The global shortage of information security professionals is having a profound impact on the economy and is driven by a combination of business conditions, executives not fully understanding the need for security and an inability to locate enough qualified information security professionals, according to the sixth Global Information Security Workforce Study (GISWS), produced by (ISC)2, Booz Allen Hamilton and Frost & Sullivan.
The study surveyed more than 12,000 information security professionals worldwide.
The report finds that hactivism (43 percent), cyber-terrorism (44 percent) and hacking (56 percent) are among the top concerns identified by respondents.
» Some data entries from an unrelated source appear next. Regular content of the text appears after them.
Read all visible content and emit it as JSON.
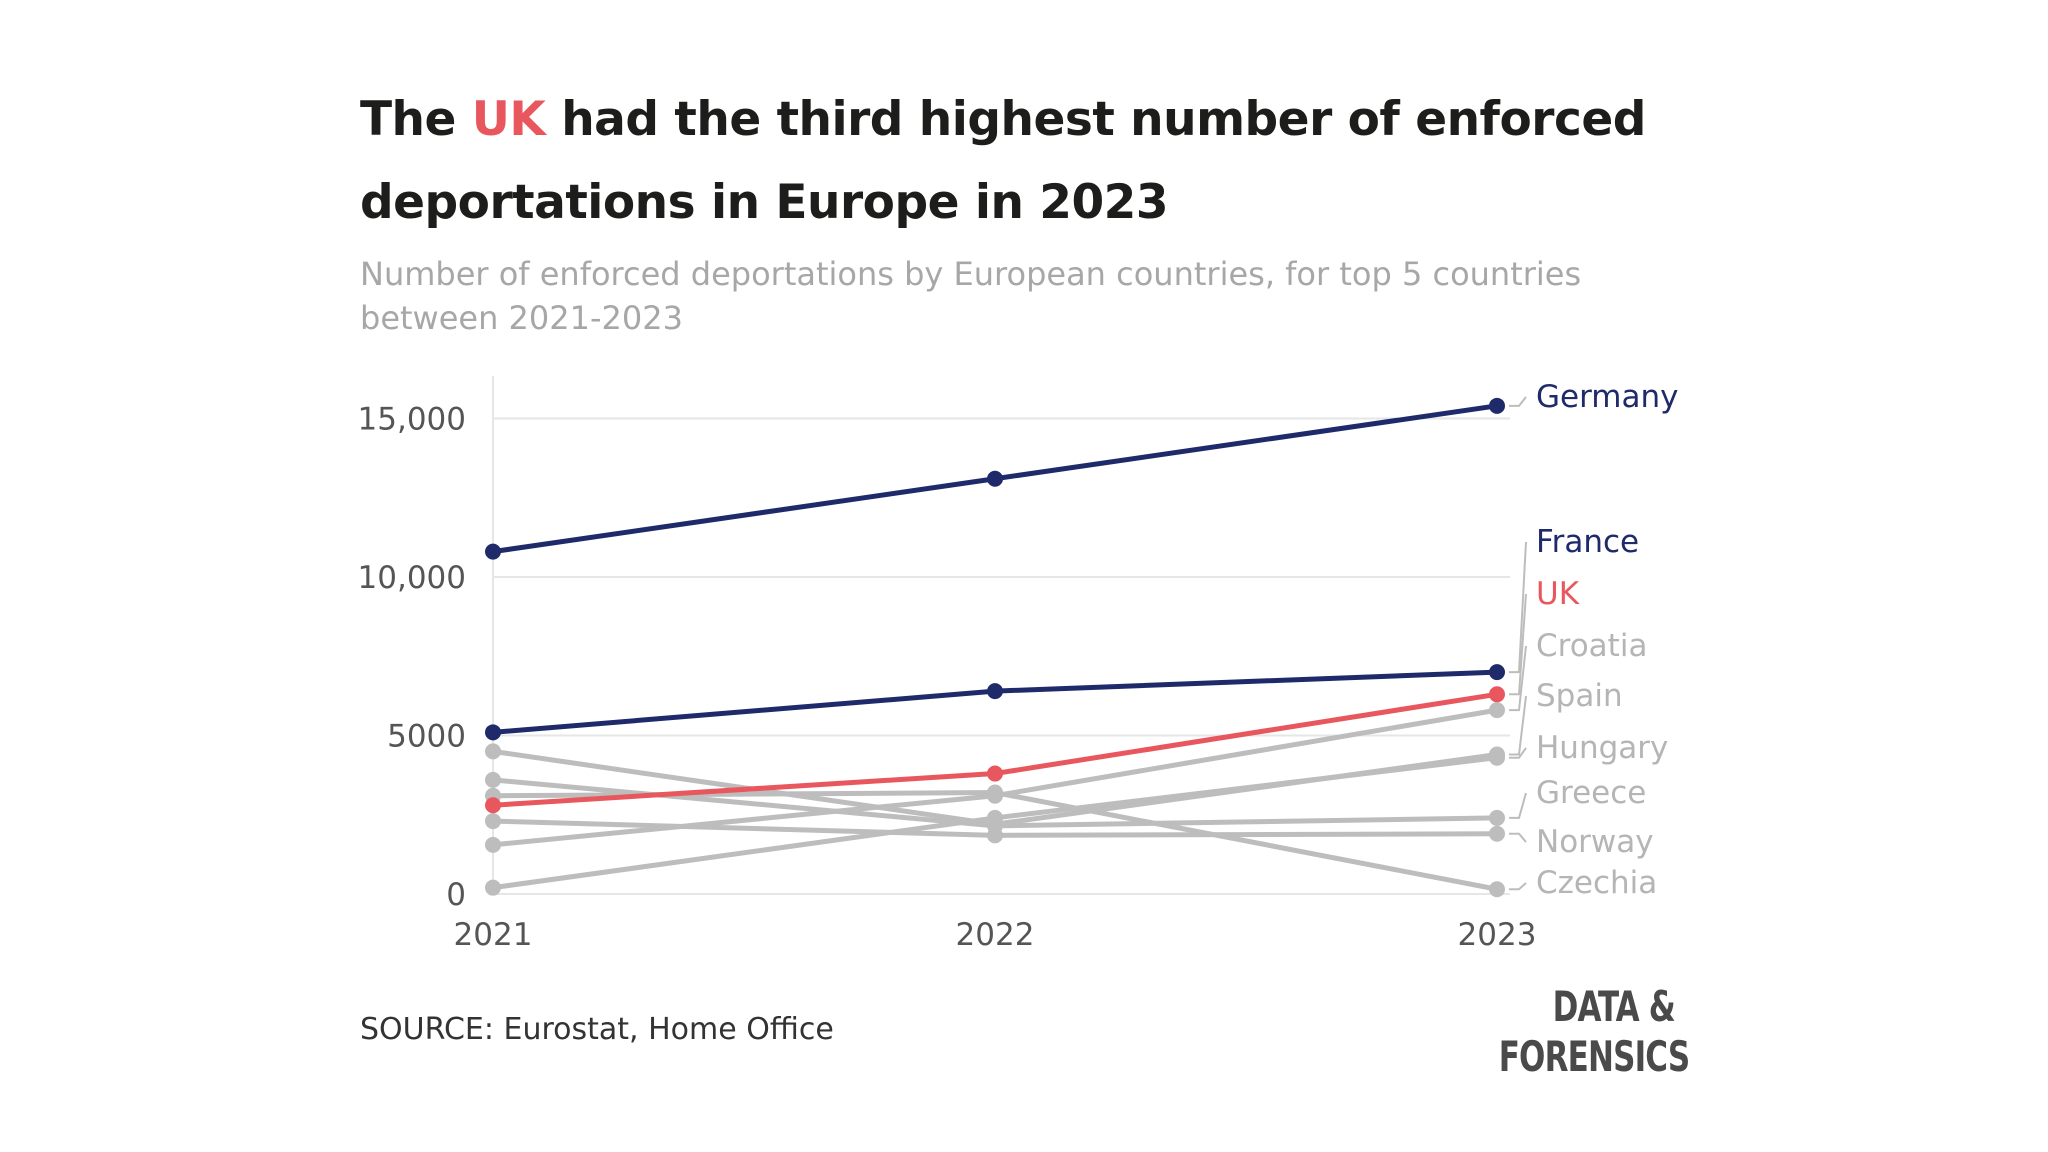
{
  "title": {
    "before": "The ",
    "highlight": "UK",
    "after": " had the third highest number of enforced deportations in Europe in 2023"
  },
  "subtitle": "Number of enforced deportations by European countries, for top 5 countries between 2021-2023",
  "source": "SOURCE: Eurostat, Home Office",
  "logo": {
    "line1": "DATA &",
    "line2": "FORENSICS"
  },
  "colors": {
    "navy": "#1f2a6b",
    "uk": "#e9575e",
    "grey": "#bdbdbd",
    "grid": "#e6e6e6",
    "axis_text": "#555555"
  },
  "chart_data": {
    "type": "line",
    "title": "The UK had the third highest number of enforced deportations in Europe in 2023",
    "xlabel": "",
    "ylabel": "",
    "x": [
      "2021",
      "2022",
      "2023"
    ],
    "ylim": [
      0,
      16000
    ],
    "yticks": [
      0,
      5000,
      10000,
      15000
    ],
    "ytick_labels": [
      "0",
      "5000",
      "10,000",
      "15,000"
    ],
    "grid": true,
    "series": [
      {
        "name": "Germany",
        "values": [
          10800,
          13100,
          15400
        ],
        "color": "navy"
      },
      {
        "name": "France",
        "values": [
          5100,
          6400,
          7000
        ],
        "color": "navy"
      },
      {
        "name": "UK",
        "values": [
          2800,
          3800,
          6300
        ],
        "color": "uk"
      },
      {
        "name": "Croatia",
        "values": [
          1550,
          3100,
          5800
        ],
        "color": "grey"
      },
      {
        "name": "Spain",
        "values": [
          4500,
          2200,
          4400
        ],
        "color": "grey"
      },
      {
        "name": "Hungary",
        "values": [
          200,
          2400,
          4300
        ],
        "color": "grey"
      },
      {
        "name": "Greece",
        "values": [
          3600,
          2150,
          2400
        ],
        "color": "grey"
      },
      {
        "name": "Norway",
        "values": [
          2300,
          1850,
          1900
        ],
        "color": "grey"
      },
      {
        "name": "Czechia",
        "values": [
          3100,
          3200,
          150
        ],
        "color": "grey"
      }
    ]
  }
}
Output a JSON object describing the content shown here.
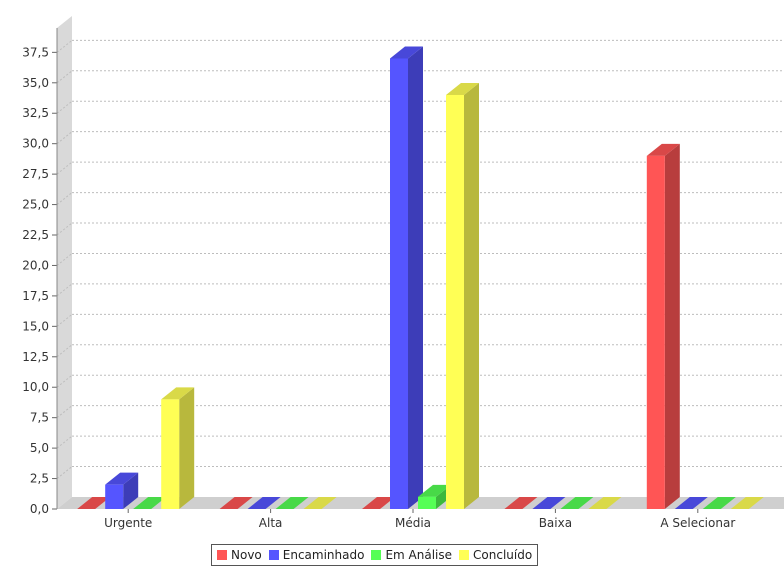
{
  "chart_data": {
    "type": "bar",
    "categories": [
      "Urgente",
      "Alta",
      "Média",
      "Baixa",
      "A Selecionar"
    ],
    "series": [
      {
        "name": "Novo",
        "color": "#ff5555",
        "values": [
          0,
          0,
          0,
          0,
          29
        ]
      },
      {
        "name": "Encaminhado",
        "color": "#5555ff",
        "values": [
          2,
          0,
          37,
          0,
          0
        ]
      },
      {
        "name": "Em Análise",
        "color": "#55ff55",
        "values": [
          0,
          0,
          1,
          0,
          0
        ]
      },
      {
        "name": "Concluído",
        "color": "#ffff55",
        "values": [
          9,
          0,
          34,
          0,
          0
        ]
      }
    ],
    "y_ticks": [
      "0,0",
      "2,5",
      "5,0",
      "7,5",
      "10,0",
      "12,5",
      "15,0",
      "17,5",
      "20,0",
      "22,5",
      "25,0",
      "27,5",
      "30,0",
      "32,5",
      "35,0",
      "37,5"
    ],
    "ylim": [
      0,
      39.5
    ],
    "grid": true,
    "legend_position": "bottom"
  }
}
However, more than half (56 percent) feel their security organizations are short-staffed, a press release reports.
Fifteen percent of organizations surveyed are not able to put a timeframe on their ability to recover from an attack, even though service downtime is one of the highest priorities for nearly three-quarters of respondents.
The report concludes that the major shortage of skilled cyber security professionals is negatively impacting organizations and their customers, leading to more frequent and costly data breaches.
The GISWS finds that the major shortage of software development professionals trained in security – as well as application security vulnerabilities – still rank highest among security concerns, similarly to the findings in the 2011 GISWS. Threats from malware and mobile devices still top the list, and cloud security, BYOD trends and social networking are all reported as major concerns in terms of newer security threats looming on the horizon.